Barrierefrei am Traunsee: 1. Begehung in Altmünster

Johanna Ullmann mit Enkel, Martina Huemer (Leiterin Wohnhaus Lebenshilfe Altmünster), Margit (Haussprecherin des Wohnhauses), Helmuth Sonntag, Christine Greunz, Stefanie Proft
  • Johanna Ullmann mit Enkel, Martina Huemer (Leiterin Wohnhaus Lebenshilfe Altmünster), Margit (Haussprecherin des Wohnhauses), Helmuth Sonntag, Christine Greunz, Stefanie Proft
  • Foto: Gemeinde Altmünster
  • hochgeladen von Kerstin Müller

ALTMÜNSTER. In jeder der vier Traunseegemeinden finden im Rahmen des laufenden Agenda21-Projektes „Barrierefrei am Traunsee“ in den nächsten Wochen und Monaten sogenannte Begehungen statt. Ziel dieser Begehungen, die von interessierten Bürgern und Bürgerinnen durchgeführt werden, ist es, jene Barrieren aufzuspüren, die bei der Bewältigung des Alltags für Menschen mit unterschiedlichsten Beeinträchtigungen, für Familien mit Kinderwägen oder für verletzte oder vorübergehend kranke Personen zu einem Hindernis werden können.

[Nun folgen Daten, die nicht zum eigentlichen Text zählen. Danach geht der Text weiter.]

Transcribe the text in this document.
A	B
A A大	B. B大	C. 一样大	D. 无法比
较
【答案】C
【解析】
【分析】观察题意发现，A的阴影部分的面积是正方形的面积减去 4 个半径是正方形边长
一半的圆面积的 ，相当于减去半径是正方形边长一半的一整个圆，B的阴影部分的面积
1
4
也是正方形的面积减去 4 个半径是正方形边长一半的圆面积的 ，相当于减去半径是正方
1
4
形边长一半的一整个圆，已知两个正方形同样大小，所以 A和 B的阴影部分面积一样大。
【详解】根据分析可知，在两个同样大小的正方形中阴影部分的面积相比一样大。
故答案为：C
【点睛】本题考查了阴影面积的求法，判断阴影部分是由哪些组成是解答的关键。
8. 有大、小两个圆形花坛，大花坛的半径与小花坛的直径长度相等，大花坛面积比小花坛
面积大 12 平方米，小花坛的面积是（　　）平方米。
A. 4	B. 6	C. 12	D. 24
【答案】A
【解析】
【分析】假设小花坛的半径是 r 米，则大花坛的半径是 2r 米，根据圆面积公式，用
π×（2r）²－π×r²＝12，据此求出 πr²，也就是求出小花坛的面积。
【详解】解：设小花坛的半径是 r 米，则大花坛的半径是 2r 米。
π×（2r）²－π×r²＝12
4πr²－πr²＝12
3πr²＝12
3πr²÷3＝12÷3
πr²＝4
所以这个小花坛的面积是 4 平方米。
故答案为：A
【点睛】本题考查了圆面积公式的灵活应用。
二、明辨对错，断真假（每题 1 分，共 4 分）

Nachdem in Traunkirchen bereits im Mai eine erste solche Begehung im Ortszentrum stattgefunden hat, machte sich am Samstag, den 23. Juni, auch in Altmünster eine Gruppe selbsternannter Barrieresouts auf den Weg. Treffpunkt und Start war das Gemeindeamt und der Weg führt sie Richtung See und wieder zurück.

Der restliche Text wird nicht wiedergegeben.